Por meio de nota, a Prefeitura de Belo Horizonte afirmou que a licitação é exigência do Código de Posturas do Município para qualquer atividade em espaço público. Já as regras de processos desta natureza estão determinadas na Lei Federal nº 8.666/1993, que dispõe sobre as normas para licitações e contratos da administração pública. 

Quanto à obrigatoriedade da Carteira do Artesão e as dificuldades burocráticas para retirá-la, a gestão municipal esclarece se tratar de uma Portaria Nacional. A legislação está além das competências do município.  

Na era da tecnologia, o que define o ofício de artesão?

Publicada em junho de 2018, pelo Ministério da Indústria, Comércio Exterior e Serviços, a Portaria nº 1.007 padroniza a definição de artesão no Brasil.

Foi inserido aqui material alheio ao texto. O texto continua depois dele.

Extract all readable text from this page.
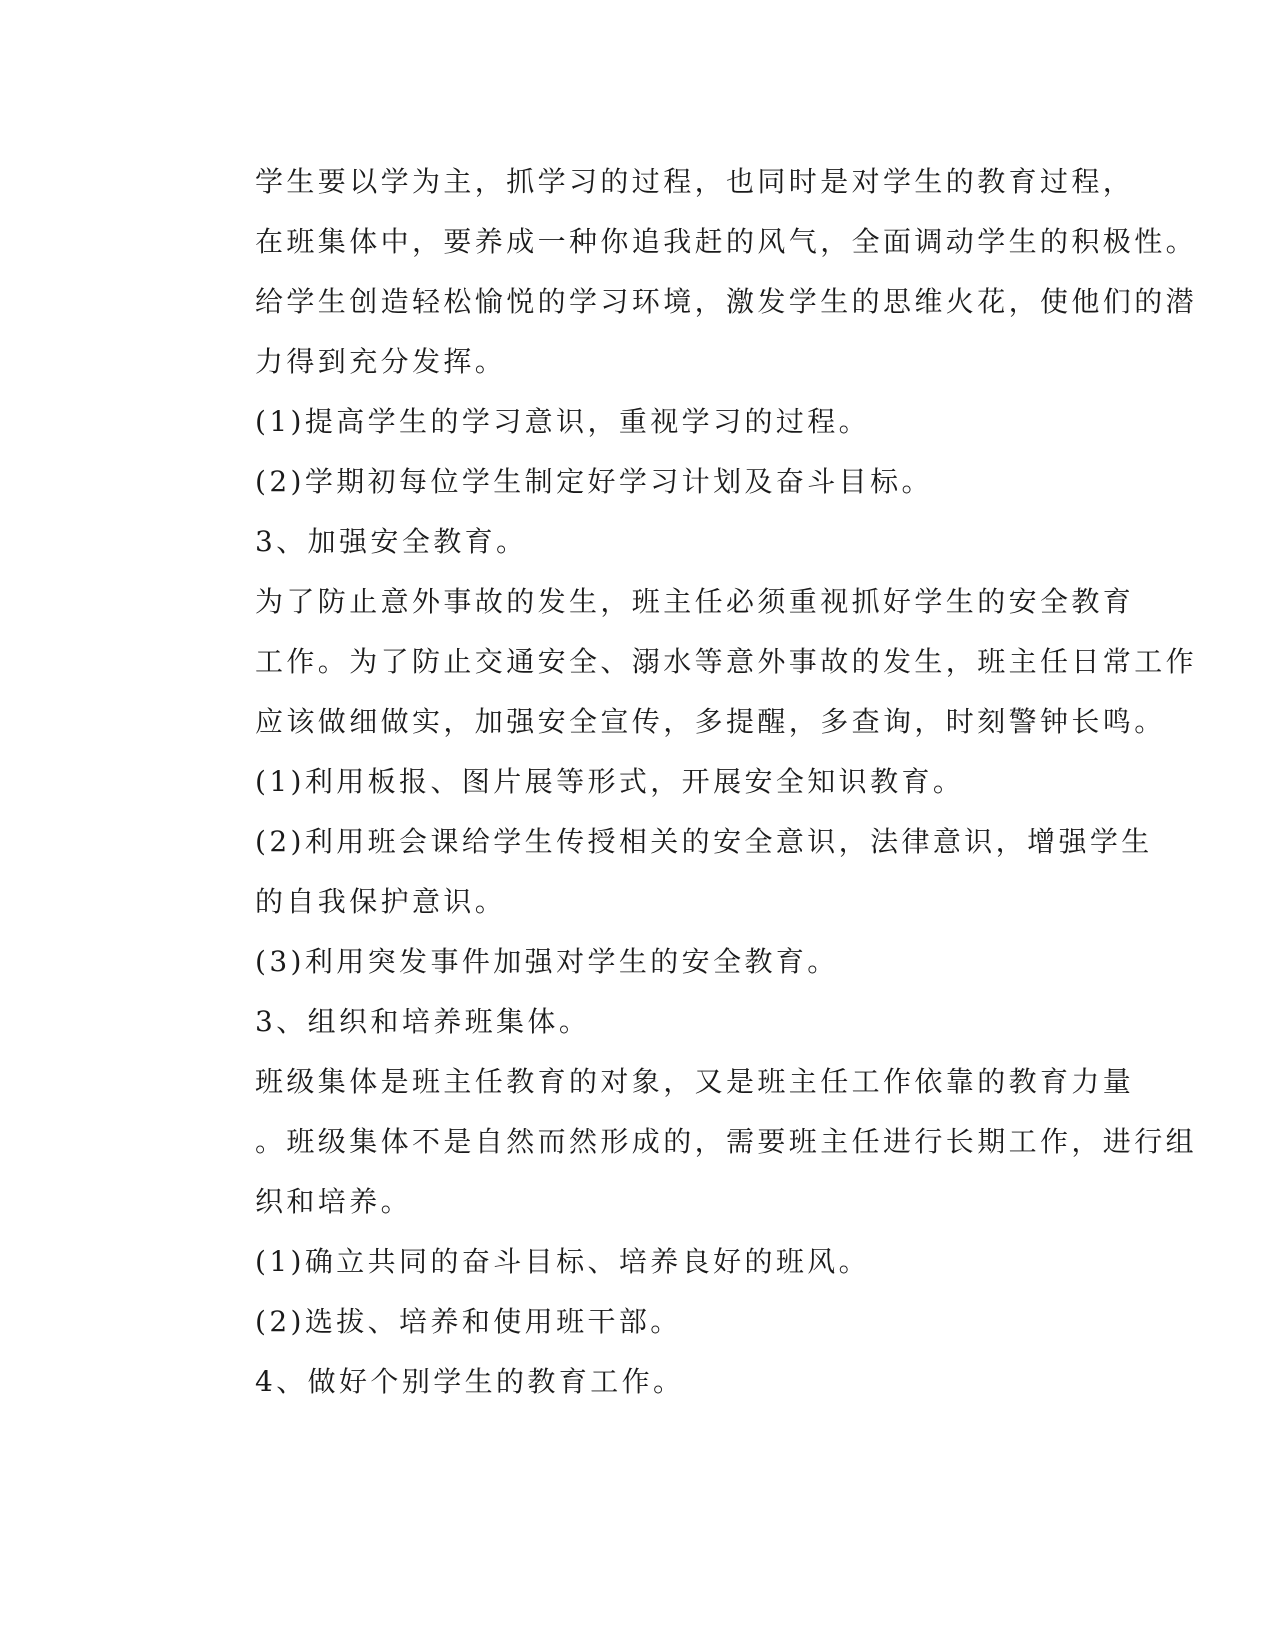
学生要以学为主，抓学习的过程，也同时是对学生的教育过程，
在班集体中，要养成一种你追我赶的风气，全面调动学生的积极性。
给学生创造轻松愉悦的学习环境，激发学生的思维火花，使他们的潜
力得到充分发挥。

(1)提高学生的学习意识，重视学习的过程。

(2)学期初每位学生制定好学习计划及奋斗目标。

3、加强安全教育。

为了防止意外事故的发生，班主任必须重视抓好学生的安全教育
工作。为了防止交通安全、溺水等意外事故的发生，班主任日常工作
应该做细做实，加强安全宣传，多提醒，多查询，时刻警钟长鸣。

(1)利用板报、图片展等形式，开展安全知识教育。

(2)利用班会课给学生传授相关的安全意识，法律意识，增强学生
的自我保护意识。

(3)利用突发事件加强对学生的安全教育。

3、组织和培养班集体。

班级集体是班主任教育的对象，又是班主任工作依靠的教育力量
。班级集体不是自然而然形成的，需要班主任进行长期工作，进行组
织和培养。

(1)确立共同的奋斗目标、培养良好的班风。

(2)选拔、培养和使用班干部。

4、做好个别学生的教育工作。
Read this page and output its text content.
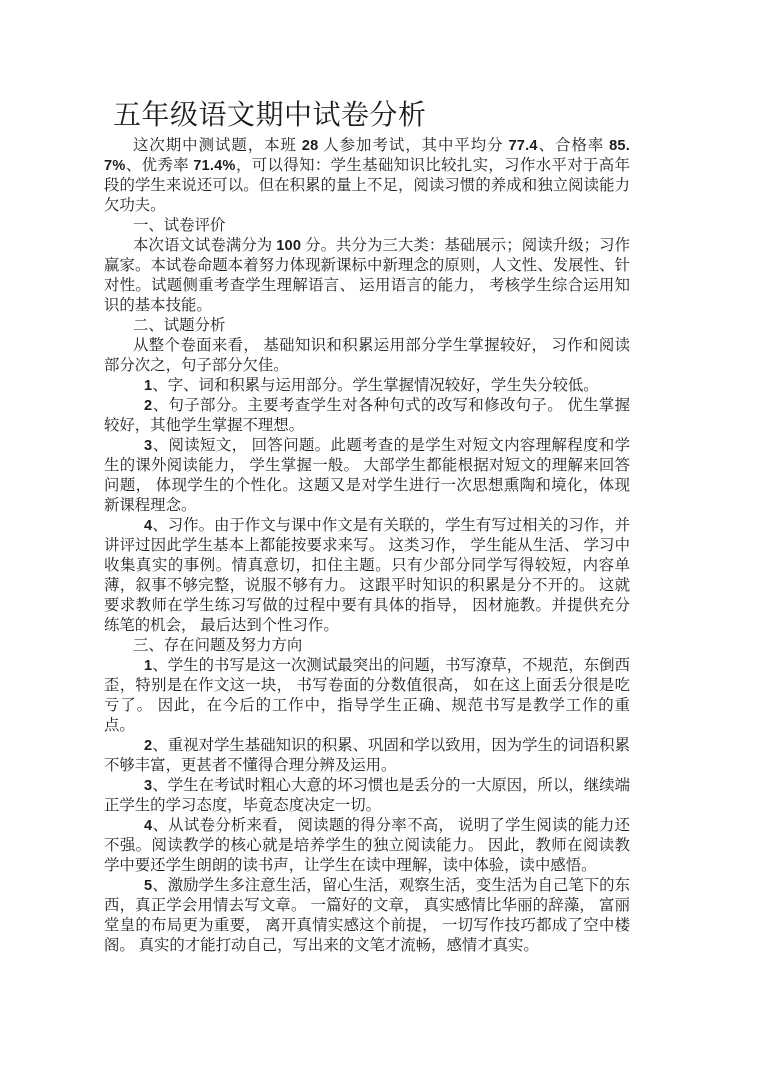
五年级语文期中试卷分析

这次期中测试题，本班 28 人参加考试，其中平均分 77.4、合格率 85.7%、优秀率 71.4%，可以得知：学生基础知识比较扎实，习作水平对于高年段的学生来说还可以。但在积累的量上不足，阅读习惯的养成和独立阅读能力欠功夫。

一、试卷评价

本次语文试卷满分为 100 分。共分为三大类：基础展示；阅读升级；习作赢家。本试卷命题本着努力体现新课标中新理念的原则，人文性、发展性、针对性。试题侧重考查学生理解语言、 运用语言的能力， 考核学生综合运用知识的基本技能。

二、试题分析

从整个卷面来看， 基础知识和积累运用部分学生掌握较好， 习作和阅读部分次之，句子部分欠佳。

1、字、词和积累与运用部分。学生掌握情况较好，学生失分较低。

2、句子部分。主要考查学生对各种句式的改写和修改句子。 优生掌握较好，其他学生掌握不理想。

3、阅读短文， 回答问题。此题考查的是学生对短文内容理解程度和学生的课外阅读能力， 学生掌握一般。 大部学生都能根据对短文的理解来回答问题， 体现学生的个性化。这题又是对学生进行一次思想熏陶和境化，体现新课程理念。

4、习作。由于作文与课中作文是有关联的，学生有写过相关的习作，并讲评过因此学生基本上都能按要求来写。 这类习作， 学生能从生活、 学习中收集真实的事例。情真意切，扣住主题。只有少部分同学写得较短，内容单薄，叙事不够完整，说服不够有力。 这跟平时知识的积累是分不开的。 这就要求教师在学生练习写做的过程中要有具体的指导， 因材施教。并提供充分练笔的机会， 最后达到个性习作。

三、存在问题及努力方向

1、学生的书写是这一次测试最突出的问题，书写潦草，不规范，东倒西歪，特别是在作文这一块， 书写卷面的分数值很高， 如在这上面丢分很是吃亏了。 因此，在今后的工作中，指导学生正确、规范书写是教学工作的重点。

2、重视对学生基础知识的积累、巩固和学以致用，因为学生的词语积累不够丰富，更甚者不懂得合理分辨及运用。

3、学生在考试时粗心大意的坏习惯也是丢分的一大原因，所以，继续端正学生的学习态度，毕竟态度决定一切。

4、从试卷分析来看， 阅读题的得分率不高， 说明了学生阅读的能力还不强。阅读教学的核心就是培养学生的独立阅读能力。 因此，教师在阅读教学中要还学生朗朗的读书声，让学生在读中理解，读中体验，读中感悟。

5、激励学生多注意生活，留心生活，观察生活，变生活为自己笔下的东西，真正学会用情去写文章。 一篇好的文章， 真实感情比华丽的辞藻， 富丽堂皇的布局更为重要， 离开真情实感这个前提， 一切写作技巧都成了空中楼阁。 真实的才能打动自己，写出来的文笔才流畅，感情才真实。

O texto é baseado na Lei federal nº 13.180, que dispõe sobre o artesanato em âmbito nacional. 

Dessa forma, o governo brasileiro reconhece como artesão toda pessoa física que, de forma individual ou coletiva, utiliza de uma ou mais técnicas de um trabalho predominantemente manual. Segundo a lei, trabalhos que necessitam de maquinário em mais de uma etapa não são contemplados pela definição. 
 

O artesanato mineiro é reconhecido pela legislação? 


A atividade artesanal é uma forma de expressão da cultura popular. O setor mantém viva a cultura e a identidade mineiras, além de gerar ocupação produtiva para muitas pessoas. Além disso, em algumas famílias, o artesanato é uma importante fonte de renda.

Para o grupo Artesãos BH, fundado neste ano, o artesanato local da cidade de Belo Horizonte conta com a produção de uma diversidade de produtos, contemplando várias categorias. O grupo acredita que para a produção são utilizadas uma enormidade de técnicas artesanais que consistem no uso de múltiplos saberes, fazeres e procedimentos. 
 
Maria Inês expõe há mais de vinte anos bonecos feitos de feltro, material não é reconhecido como artesanato (foto: Arquivo Pessoal/Reprodução )
Maria Inês expõe há mais de vinte anos bonecos feitos de feltro, material não é reconhecido como artesanato (foto: Arquivo Pessoal/Reprodução )
 

“O documento (Carteira do Artesão) tem privado vários artesãos, que já produzem há anos um trabalho artesanal manual,  a segurança de se cadastrar como artesão. Além disso, tem restringido muitos profissionais da arte de expressar sua criatividade”, afirma o grupo, em uma carta que será encaminhada para a Prefeitura de Belo Horizonte. 

 

"Como meu trabalho não é reconhecido como artesanato, eu fiquei de fora"

Maria Inês, se considera artesã mas não possui a Carteira do Artesão

 
  
Segundo o Instituto Brasileiro de Geografia e Estatística (IBGE), 8,5 milhões de brasileiros se reconhecem como artesãos. Estima-se que, em Minas Gerais, 300 mil pessoas fabricam o que consideram como artesanato.

Entretanto, uma pesquisa aponta que, dos 300 mil, cerca de 2.900 estão cadastrados no Sistema de Informações Cadastrais do Artesanato Brasileiro (SICAB) e possuem a Carteira Nacional do Artesão. Os números foram levantados pela Junta Comercial de Minas Gerais.